L’ispettore generale chiarisce: “Ci sono certamente mele marce da eliminare, coloro che fanno abuso di potere, che amano il protagonismo. Davanti a tutto questo quale deve essere la nostra risposta? Cosa fare? Quale direttive dare davanti alle emergenze di oggi e che sempre metteranno in discussione il sistema penitenziario? Non bisogna abbandonare a se stesso questo importante apparato dello Stato che nelle carceri svolge una difficile missione. Hanno bisogno di sostegno, di vicinanza, ma soprattutto di una formazione permanente e un confronto franco su come gestire le criticità, senza commettere illegalità rispettando le leggi”. Don Raffaele aggiunge: “Molti giovani poliziotti sono inesperti, non hanno molta conoscenza ed esperienza del sistema carcerario. Il sovraffollamento poi rende le nostre carceri ‘polveriere di rabbia’ difficili da gestire”.

Da don Grimaldi l’invito a

“riportare umanità e dignità nei nostri istituti. Tutti hanno diritto alla speranza.

Tutti hanno bisogno di vivere un vero riscatto sociale. Ripensiamo il carcere allora non come luogo di repressione ma luogo di riscatto, per aiutare i ristretti a vivere il cambiamento, favorendo il più possibile le misure alternative alla detenzione”. L’ispettore generale ricorda, inoltre, che “il servizio della Polizia penitenziaria non è basato sulla repressione o sul mettere a tacere il grido dei molti disperati, bensì è quello di educare alla libertà, incoraggiando i ristretti a ritrovare in loro, orizzonti di speranza, aiutandoli, con l’aiuto di tutti a ricostruire una vita nuova nella piena legalità”.

“Oggi vediamo una società che giustamente condanna queste violenze incomprensibili che si sono scatenate in alcune carceri e che hanno calpestato con la cruda violenza la dignità di molti uomini prigionieri”, prosegue il sacerdote. Ma, evidenzia don Raffaele, “la società, che oggi condanna queste violenze ingiuste, deve essere anche pronta e disponibile ad accogliere e a non scartare ed emarginare coloro che escono dal carcere e che hanno bisogno di essere reinseriti nella società e di una mano tesa ed amica.

Giustizia e misericordia devono camminare insieme”.

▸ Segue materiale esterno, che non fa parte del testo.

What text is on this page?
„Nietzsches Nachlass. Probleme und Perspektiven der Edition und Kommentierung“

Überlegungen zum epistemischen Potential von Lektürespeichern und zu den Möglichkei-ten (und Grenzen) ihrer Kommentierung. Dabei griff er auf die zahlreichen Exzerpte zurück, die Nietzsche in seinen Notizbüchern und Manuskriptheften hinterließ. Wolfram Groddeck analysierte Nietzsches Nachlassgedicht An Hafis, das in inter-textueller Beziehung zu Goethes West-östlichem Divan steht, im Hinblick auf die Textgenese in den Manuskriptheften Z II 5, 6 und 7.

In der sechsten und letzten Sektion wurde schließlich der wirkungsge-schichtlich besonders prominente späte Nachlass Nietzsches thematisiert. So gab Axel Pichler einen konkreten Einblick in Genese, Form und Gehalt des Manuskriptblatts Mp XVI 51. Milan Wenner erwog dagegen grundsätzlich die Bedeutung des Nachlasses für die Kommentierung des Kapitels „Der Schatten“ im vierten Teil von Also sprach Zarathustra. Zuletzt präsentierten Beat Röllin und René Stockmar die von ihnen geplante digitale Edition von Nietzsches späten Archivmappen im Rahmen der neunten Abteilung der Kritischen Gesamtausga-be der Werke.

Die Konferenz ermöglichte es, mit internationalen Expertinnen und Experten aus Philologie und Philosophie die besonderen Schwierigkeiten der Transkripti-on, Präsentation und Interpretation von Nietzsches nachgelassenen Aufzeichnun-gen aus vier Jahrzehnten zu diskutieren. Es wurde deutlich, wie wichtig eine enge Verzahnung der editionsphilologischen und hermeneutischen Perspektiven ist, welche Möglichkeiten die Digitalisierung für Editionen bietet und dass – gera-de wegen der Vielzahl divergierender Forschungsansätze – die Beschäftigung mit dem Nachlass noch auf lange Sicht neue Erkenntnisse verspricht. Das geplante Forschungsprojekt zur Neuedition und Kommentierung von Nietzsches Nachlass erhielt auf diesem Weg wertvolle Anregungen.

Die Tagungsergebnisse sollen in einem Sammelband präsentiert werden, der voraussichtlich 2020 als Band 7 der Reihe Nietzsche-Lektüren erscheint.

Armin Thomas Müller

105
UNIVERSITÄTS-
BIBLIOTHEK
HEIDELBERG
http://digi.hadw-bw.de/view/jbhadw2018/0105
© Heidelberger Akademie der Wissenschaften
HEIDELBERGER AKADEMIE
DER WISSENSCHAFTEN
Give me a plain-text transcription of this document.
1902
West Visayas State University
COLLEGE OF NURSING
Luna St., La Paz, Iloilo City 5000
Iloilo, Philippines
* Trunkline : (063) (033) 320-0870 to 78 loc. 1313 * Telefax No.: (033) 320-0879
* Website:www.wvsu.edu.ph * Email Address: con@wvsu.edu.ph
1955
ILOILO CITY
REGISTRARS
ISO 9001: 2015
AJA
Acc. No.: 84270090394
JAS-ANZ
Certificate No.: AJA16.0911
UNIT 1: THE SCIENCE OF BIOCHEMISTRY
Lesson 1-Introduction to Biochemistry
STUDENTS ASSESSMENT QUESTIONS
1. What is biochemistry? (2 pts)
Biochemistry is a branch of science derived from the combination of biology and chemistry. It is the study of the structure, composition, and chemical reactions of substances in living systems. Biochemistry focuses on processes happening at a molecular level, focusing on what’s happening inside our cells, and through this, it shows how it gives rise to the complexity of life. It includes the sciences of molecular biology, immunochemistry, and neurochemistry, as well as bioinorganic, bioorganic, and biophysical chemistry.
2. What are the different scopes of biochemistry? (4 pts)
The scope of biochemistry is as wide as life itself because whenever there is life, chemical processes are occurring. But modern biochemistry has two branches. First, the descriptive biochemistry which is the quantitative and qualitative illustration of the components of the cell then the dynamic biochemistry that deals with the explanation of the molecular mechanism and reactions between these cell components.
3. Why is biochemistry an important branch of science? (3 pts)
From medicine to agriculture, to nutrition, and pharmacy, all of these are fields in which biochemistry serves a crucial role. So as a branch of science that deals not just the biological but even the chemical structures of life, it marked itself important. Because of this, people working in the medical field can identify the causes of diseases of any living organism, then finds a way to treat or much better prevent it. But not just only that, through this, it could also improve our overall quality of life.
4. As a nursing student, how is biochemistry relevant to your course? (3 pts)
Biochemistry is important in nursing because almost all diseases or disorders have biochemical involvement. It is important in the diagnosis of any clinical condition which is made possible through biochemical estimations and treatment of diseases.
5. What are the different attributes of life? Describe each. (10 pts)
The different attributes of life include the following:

“Conosco bene alcuni degli indagati. Infatti, come Comunità di Sant’Egidio, abbiamo organizzato nell’Istituto dei pranzi di Natale e in quelle occasioni ho conosciuto comandante, ispettori, agenti. Mi sono apparse persone molto cortesi, cordiali, collaborative: eravamo seduti allo stesso tavolo con loro, insieme con qualche detenuto. Nulla lasciava presupporre che sarebbe avvenuto ad aprile 2020”, racconta Antonio Mattone. “Vorrei precisare – continua – che non è un fatto legato all’Istituto di Santa Maria Capua Vetere, ma è un problema culturale, di formazione e di mentalità di una parte del corpo della Polizia penitenziaria”. Ma agenti cortesi come si possono trasformare in violenti? “Il lavoro di Polizia penitenziaria è faticoso e stressante, ci possono essere frustrazioni, per questo diventa fondamentale una preparazione professionale adeguata che aiuta ad affrontare anche situazioni delicate. Da quello che si è appreso si è picchiato nel mucchio, persino persone sulla sedia a rotelle, insomma chiunque fosse capitato sotto tiro”. Per il portavoce della Comunità di Sant’Egidio di Napoli, “c’è un problema di riformare il sistema penitenziario, ma non è stato fatto perché

il carcere non interessa a nessuno, non porta vantaggi elettorali.

Così, se prima delle elezioni si parlava di approvare la riforma, come pensata dagli Stati generali, poi si è fatta marcia indietro”.

Mattone si dice colpito anche da un’altra cosa: “Nelle intercettazioni a Santa Maria Capua Vetere si parla del ‘sistema Poggioreale’ come metodo da usare verso i detenuti, ma proprio Poggioreale in questi anni ha vissuto un grande cambiamento, lo posso dire con sicurezza, visto che ci vado tutte le settimane: non c’è più quel clima di violenza, non ci sono ‘mazzate’”. Quello che è successo a Santa Maria Capua Vetere è legato all’emergenza Covid? “Direi di no, non ci sono stati chissà quali casi in quell’Istituto. A Poggioreale, invece, la situazione da questo punto di vista è stata durissima, eppure il corpo di Polizia penitenziaria si è comportato in maniera molto professionale e responsabile, senza reagire alle provocazioni”.